Fetch Clay, Make Man Review

When a play throws a knock-out punch you leave the theatre disturbed, awakened, even tearful and in the case of Fetch Clay, Make Man, satisfied. This play explores Cassius Clay's aka Mohammed Ali's relationship with thirties' comedic actor Stepin Fetchit. At least that's the premise...what happens though is much bigger than their relationship...it is a political play dealing with many of the themes that make Americans uncomfortable: racism, power and religion.

Writer Will Power uses the relationship to explore political assassinations (Malcolm X), personal transformations (be that opportunistic or not) and the need to win. Ali uses the old comedian FetchIt, actor K. Todd Freeman with his sly and desperate eyes, to try and learn the secret punch of a boxer Jack Johnson while Fetchit hopes to use Ali to get back into show business.

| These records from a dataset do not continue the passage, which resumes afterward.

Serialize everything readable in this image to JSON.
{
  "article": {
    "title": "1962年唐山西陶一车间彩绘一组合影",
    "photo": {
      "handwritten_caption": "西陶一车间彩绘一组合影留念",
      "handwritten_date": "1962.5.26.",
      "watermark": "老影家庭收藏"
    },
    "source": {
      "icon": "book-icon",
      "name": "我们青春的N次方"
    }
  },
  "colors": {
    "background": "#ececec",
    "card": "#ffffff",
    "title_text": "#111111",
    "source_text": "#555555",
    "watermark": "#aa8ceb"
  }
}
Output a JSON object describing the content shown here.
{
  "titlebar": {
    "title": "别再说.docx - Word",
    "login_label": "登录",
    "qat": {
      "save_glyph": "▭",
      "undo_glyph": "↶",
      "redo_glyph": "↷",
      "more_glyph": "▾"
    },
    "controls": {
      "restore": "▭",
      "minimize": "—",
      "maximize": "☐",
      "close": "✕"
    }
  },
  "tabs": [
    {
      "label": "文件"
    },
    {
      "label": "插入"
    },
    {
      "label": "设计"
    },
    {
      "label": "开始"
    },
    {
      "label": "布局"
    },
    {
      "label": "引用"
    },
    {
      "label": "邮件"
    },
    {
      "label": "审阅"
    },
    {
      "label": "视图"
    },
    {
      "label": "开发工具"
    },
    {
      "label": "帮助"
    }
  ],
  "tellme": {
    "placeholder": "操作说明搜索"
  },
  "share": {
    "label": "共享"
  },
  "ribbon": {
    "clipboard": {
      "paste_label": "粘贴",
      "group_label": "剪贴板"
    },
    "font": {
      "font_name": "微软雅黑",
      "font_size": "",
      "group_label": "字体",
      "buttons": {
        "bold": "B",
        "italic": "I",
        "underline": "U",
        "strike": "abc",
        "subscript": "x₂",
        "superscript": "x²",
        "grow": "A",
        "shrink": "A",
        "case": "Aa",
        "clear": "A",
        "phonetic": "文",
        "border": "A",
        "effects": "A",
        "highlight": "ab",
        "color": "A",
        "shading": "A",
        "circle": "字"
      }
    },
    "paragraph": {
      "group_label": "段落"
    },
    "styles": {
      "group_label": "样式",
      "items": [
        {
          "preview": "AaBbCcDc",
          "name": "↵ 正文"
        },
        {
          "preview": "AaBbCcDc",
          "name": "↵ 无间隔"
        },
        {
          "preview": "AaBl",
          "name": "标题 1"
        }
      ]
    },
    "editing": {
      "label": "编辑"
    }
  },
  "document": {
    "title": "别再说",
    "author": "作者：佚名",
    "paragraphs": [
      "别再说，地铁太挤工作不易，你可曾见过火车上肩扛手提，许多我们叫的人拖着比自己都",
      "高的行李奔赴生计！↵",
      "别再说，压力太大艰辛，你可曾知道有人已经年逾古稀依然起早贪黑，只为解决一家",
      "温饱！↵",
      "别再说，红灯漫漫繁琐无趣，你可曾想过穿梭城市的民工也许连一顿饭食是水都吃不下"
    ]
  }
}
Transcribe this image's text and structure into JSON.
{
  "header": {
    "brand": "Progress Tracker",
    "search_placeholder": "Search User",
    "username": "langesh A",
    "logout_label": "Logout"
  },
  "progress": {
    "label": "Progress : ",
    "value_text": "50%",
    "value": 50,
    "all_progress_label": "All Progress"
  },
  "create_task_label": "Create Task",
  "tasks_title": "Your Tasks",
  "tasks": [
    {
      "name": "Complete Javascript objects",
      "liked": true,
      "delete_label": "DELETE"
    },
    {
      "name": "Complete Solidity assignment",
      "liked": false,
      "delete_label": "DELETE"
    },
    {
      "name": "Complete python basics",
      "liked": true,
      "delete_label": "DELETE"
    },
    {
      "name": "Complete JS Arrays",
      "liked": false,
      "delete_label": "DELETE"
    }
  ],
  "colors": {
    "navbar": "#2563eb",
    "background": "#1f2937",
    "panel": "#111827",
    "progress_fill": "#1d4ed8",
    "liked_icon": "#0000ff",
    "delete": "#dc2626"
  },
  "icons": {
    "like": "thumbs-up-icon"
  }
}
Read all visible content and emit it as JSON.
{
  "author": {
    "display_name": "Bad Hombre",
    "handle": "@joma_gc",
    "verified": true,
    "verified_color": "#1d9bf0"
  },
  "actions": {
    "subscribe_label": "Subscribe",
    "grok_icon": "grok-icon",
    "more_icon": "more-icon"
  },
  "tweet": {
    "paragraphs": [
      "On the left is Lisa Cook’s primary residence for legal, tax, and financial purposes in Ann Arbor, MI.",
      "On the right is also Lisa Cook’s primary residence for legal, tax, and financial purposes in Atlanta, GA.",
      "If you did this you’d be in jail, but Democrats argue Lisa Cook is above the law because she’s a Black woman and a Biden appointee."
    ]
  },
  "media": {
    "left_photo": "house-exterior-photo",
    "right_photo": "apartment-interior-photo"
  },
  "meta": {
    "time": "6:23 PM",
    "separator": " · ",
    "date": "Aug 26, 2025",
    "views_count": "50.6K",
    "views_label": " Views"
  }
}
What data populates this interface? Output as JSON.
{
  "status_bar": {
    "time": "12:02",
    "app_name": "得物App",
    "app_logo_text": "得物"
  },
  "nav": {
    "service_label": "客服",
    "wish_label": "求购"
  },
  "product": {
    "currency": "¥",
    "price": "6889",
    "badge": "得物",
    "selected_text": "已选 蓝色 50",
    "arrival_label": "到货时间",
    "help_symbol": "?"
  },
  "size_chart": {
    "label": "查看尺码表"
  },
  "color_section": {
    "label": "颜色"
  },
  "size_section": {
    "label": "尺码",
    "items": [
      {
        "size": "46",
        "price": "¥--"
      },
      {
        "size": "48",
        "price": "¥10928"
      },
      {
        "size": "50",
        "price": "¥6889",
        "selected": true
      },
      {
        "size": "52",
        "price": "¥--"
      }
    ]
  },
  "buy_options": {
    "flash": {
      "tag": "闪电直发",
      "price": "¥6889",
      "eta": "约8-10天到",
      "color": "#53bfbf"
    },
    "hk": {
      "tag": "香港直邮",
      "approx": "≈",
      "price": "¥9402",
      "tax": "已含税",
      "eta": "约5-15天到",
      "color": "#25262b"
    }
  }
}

But mutual exploitation plays a secondary role to dogma, in this case, The Nation of Islam, which at least in this play, uses everyone. Years of Black belittlement gives the characters strong reasons for rage...but unlike Mandela, awareness doesn't liberate them Only the character of Ali's wife, played beautifully by Nikki M. James, understands that true power is in loving...but her wisdom falls on deaf ears, except for Fetchit, who can only observe from the side.

Ray Fisher as Ali is a locomotive with a sweetness that makes the sly machinations by Brother Rashid, excellent John Earl Jelks, hard to watch. Richard Masur plays William Fox, in flashbacks, and to the credit of the writer and director Des McAnuff, doesn't work up anti-Semitic sweat. He tells the story of old Hollywood -- a fake place where everyone wears a mask, Sadly for Fetchit, his play on shiftless, eventually works against him leaving him only an Uncle Tom reputation.

I would like to have seen more of Fetchit's routines because they are brilliant. If he hadn't been black, would his lazy character have been criticized as a traitor ...what of Chaplin's often desperate tramp? History dealt Fetchit a blow... he played the clown; unfortunately when he wanted to try other characters, racism and more likely the box office wouldn't permit it.

And then there's the parallel story with Ali. The poet god brought to ill health from so many blows to his beauitiful head as the money people and users rave on.

The staging and background video fill out the place of this story and the music, by Justin Ellington, lends itself to the choreographed movements of both Fetchit and Ali.

As Ali practices the long wished for secret punch that worked for Johnson , the power of rage flows through his arms and out to us. We are hit in our hearts with all that palpable pain.